This issue is to roll out the feature on production, that is currently behind the dependency_scanning_sbom_scan_api feature flag.

Owners

  • Most appropriate Slack channel to reach out to: #g_ast_composition_analysis
  • Best individual to reach out to: @gonzoyumo

Expectations

What are we expecting to happen?

When the feature flag is enabled, new API endpoints are available to submit an SBOM document to be scanned for vulnerabilities. This workflow is internal and the API only allows requests authenticated with a valid CI job token.

During the rollout, the new DS Analyzer must also explicitely be configured to use this API. Once we've validated the reliability and stability of this new feature, the feature flag will be removed and the behavior will be enabled by default in the analyzer.

What can go wrong and how would we detect it?

Kibana dashboard: https://log.gprd.gitlab.net/app/r/s/fhYY5

  1. The ProcessSbomScanWorker currently uses high urgency setting. This means it must follow these requirements:
  • The median job execution time should be less than 1 second.
  • 99% of jobs should complete within 10 seconds.

This can be verified on the kibana dashboard.

  1. The DestroyExpiredSbomScansWorker has a throttling mechanism to spread the clean up workload accross several hours. Before enabling the feature flag by default, we must verify this is performing as expected and that the files and records are correctly cleaned up.

  2. The API endpoints are rate limited. There is a soft limit set at 50 scans per hour per project. Beyond that number, scans are still executed but on a different worker ProcessSbomScanThrottledWorker with lower urgency. There are also hard limit set per project to 400 uploads per hour and 800 downloads per hour. During the first steps of the rollout hard limit causing 429 will not impact customers as we silently skip the new scan and fallback to the existing implementation.

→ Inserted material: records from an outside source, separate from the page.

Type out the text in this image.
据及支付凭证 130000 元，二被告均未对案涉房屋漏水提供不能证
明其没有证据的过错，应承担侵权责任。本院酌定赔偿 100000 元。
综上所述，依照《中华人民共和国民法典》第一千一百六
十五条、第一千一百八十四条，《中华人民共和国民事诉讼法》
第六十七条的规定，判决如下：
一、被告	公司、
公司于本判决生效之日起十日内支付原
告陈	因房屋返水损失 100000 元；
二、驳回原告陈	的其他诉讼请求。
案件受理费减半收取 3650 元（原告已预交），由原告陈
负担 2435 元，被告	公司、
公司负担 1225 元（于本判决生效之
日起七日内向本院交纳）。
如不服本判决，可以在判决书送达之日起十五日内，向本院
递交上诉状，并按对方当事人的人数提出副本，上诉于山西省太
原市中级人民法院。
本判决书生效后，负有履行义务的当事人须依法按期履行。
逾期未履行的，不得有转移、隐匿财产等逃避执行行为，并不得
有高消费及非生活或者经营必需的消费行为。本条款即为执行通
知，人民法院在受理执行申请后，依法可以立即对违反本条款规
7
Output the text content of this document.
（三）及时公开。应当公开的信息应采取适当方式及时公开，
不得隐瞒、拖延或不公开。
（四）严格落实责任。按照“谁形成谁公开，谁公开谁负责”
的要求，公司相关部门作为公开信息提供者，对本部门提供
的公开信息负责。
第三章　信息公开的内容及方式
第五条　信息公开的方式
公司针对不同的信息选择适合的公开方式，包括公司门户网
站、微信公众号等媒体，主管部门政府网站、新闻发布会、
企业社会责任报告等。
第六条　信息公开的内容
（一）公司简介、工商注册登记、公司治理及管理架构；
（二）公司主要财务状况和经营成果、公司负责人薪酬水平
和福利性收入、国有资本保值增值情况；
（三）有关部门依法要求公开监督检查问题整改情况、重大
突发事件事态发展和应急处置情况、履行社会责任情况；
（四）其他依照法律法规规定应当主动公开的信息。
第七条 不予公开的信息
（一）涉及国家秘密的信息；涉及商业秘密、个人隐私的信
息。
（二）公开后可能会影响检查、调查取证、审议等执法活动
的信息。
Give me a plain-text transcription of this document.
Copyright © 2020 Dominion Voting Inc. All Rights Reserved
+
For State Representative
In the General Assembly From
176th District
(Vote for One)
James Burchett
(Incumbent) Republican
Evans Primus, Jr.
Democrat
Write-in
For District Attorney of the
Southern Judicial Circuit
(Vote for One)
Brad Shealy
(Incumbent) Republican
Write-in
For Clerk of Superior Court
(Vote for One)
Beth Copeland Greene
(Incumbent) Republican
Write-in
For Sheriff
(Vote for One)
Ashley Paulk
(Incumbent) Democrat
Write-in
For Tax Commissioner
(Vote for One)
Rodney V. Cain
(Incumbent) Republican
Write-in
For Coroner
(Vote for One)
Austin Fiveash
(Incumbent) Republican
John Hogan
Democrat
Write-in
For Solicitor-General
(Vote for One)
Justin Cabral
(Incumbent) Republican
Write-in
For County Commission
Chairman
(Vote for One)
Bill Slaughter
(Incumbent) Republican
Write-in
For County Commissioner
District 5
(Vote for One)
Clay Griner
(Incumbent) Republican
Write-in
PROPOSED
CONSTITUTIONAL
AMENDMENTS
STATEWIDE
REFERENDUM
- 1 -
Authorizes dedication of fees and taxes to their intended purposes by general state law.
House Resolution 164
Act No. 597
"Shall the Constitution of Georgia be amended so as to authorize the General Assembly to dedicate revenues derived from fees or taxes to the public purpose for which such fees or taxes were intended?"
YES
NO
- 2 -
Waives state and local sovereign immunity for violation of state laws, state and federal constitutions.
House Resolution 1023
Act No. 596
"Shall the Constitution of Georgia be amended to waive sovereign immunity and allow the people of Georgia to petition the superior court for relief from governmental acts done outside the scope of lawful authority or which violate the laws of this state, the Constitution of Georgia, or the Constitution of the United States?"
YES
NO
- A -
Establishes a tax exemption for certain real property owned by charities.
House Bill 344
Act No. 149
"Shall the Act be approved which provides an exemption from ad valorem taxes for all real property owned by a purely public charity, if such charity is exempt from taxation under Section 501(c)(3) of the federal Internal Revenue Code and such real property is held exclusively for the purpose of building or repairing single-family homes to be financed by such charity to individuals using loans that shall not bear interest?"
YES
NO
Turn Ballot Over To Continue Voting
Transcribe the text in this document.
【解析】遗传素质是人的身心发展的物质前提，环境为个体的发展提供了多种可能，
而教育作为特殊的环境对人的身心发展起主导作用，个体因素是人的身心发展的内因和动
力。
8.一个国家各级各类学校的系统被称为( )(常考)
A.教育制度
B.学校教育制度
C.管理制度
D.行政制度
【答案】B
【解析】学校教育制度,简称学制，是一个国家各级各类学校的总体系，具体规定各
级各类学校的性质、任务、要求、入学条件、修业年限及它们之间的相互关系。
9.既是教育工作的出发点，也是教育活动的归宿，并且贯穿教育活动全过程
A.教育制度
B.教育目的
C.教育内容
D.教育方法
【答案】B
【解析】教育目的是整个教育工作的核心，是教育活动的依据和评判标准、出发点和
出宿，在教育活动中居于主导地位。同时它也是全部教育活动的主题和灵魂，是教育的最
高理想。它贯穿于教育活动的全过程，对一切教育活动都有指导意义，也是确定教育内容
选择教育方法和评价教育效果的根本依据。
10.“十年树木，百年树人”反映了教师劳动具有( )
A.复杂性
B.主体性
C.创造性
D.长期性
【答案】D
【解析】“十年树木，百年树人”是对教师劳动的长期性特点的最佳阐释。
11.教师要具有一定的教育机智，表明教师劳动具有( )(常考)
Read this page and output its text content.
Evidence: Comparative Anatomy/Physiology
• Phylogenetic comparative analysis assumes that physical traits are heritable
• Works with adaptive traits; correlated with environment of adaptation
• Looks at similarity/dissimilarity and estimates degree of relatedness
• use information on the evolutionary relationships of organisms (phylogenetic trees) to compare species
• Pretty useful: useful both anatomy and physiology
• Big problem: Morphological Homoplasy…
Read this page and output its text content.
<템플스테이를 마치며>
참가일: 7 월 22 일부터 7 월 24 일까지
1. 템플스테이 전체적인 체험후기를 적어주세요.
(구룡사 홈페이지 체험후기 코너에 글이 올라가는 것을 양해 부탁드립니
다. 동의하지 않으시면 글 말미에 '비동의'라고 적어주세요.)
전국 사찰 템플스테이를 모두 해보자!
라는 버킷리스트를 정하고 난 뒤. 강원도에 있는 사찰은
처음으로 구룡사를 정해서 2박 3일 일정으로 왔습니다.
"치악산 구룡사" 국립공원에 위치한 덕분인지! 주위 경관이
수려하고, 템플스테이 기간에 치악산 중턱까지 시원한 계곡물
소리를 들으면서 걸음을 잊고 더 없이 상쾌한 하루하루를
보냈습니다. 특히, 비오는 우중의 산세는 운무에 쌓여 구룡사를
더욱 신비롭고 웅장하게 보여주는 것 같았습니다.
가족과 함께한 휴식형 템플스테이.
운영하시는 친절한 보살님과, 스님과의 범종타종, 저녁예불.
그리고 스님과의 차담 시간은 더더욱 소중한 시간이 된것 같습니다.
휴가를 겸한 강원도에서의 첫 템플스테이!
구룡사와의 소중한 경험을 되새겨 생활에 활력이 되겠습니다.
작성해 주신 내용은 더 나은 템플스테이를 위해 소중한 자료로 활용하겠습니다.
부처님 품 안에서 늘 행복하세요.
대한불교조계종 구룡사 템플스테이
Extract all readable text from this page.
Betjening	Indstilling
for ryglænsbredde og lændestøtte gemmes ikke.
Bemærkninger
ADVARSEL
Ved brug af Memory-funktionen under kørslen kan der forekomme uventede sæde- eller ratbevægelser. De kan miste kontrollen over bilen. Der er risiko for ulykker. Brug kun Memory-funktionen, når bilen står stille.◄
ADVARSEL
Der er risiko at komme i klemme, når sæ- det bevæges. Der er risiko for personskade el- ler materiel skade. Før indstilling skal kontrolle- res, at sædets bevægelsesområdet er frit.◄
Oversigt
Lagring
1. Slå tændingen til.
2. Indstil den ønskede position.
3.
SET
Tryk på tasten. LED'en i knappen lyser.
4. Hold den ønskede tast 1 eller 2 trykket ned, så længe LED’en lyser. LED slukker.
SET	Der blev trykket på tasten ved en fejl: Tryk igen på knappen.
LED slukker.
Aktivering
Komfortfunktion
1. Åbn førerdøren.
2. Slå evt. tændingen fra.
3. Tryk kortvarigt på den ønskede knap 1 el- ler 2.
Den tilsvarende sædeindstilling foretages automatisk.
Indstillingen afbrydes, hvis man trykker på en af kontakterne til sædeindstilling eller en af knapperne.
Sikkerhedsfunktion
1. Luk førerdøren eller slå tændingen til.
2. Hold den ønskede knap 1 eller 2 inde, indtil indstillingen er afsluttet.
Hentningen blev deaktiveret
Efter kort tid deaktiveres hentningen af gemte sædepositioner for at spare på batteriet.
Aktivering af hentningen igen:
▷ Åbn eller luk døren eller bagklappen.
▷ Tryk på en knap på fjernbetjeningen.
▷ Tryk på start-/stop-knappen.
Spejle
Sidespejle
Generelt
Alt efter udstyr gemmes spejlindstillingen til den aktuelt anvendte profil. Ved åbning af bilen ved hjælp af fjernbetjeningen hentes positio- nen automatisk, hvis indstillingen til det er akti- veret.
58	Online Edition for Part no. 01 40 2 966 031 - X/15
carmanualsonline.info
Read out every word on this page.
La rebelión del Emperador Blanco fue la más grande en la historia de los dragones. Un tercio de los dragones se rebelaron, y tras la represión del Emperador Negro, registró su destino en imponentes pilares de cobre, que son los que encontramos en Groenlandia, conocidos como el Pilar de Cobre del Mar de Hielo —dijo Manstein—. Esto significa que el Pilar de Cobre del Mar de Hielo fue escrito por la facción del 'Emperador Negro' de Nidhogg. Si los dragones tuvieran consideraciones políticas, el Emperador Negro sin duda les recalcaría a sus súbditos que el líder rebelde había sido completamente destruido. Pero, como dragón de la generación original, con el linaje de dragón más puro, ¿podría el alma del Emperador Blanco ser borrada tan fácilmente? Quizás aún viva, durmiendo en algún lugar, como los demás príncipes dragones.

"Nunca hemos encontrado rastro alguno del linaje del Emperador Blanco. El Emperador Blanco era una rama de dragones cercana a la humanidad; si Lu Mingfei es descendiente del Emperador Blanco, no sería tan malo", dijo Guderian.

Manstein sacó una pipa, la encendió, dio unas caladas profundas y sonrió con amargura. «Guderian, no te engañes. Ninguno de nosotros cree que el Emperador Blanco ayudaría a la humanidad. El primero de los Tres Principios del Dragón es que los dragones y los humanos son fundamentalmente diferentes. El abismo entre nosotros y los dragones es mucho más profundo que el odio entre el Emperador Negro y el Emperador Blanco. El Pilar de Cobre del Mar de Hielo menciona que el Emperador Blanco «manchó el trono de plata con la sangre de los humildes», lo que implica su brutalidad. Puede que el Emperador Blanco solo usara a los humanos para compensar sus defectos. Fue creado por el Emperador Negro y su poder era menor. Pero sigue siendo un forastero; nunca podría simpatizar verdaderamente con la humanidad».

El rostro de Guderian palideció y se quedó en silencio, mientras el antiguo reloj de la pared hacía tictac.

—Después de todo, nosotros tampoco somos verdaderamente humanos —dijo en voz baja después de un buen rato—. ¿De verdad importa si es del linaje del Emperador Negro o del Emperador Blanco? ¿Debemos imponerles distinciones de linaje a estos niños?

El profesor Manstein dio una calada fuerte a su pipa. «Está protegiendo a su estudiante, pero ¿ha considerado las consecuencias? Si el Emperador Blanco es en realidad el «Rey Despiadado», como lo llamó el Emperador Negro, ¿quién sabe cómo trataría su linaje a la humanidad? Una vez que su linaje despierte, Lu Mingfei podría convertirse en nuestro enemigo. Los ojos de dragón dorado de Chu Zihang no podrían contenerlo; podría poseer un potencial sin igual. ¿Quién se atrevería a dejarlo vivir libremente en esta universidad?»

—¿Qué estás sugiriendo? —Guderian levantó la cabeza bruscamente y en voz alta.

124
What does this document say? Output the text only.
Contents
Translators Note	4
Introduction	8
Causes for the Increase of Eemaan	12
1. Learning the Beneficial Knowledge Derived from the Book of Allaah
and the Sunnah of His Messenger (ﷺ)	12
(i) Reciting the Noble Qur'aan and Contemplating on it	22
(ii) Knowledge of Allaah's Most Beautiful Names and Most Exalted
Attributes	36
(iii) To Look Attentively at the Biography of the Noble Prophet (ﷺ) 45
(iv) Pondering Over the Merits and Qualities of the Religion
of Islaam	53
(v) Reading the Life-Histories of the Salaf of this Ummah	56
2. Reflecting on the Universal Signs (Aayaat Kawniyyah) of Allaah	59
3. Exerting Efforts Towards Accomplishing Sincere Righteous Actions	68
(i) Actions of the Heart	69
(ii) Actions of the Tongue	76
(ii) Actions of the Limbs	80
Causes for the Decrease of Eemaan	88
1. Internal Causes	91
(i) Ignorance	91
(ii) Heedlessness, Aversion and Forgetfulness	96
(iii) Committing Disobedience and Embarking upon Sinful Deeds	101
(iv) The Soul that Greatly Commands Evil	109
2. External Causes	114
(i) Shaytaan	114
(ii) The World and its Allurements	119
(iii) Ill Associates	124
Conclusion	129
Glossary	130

API requests can be verified on the kibana dashboard.

API Rate limit utilization ratio can also be checked on grafana: https://dashboards.gitlab.net/goto/u-AzuGqNg?orgId=1


If necessary, the sidekiq workers can be deferred or dropped, see https://docs.gitlab.com/development/feature_flags/#controlling-sidekiq-worker-behavior-with-feature-flags

Rollout Steps

See custom rollout plan in #551861 (comment 2774664518)

Note: Please make sure to run the chatops commands in the Slack channel that gets impacted by the command.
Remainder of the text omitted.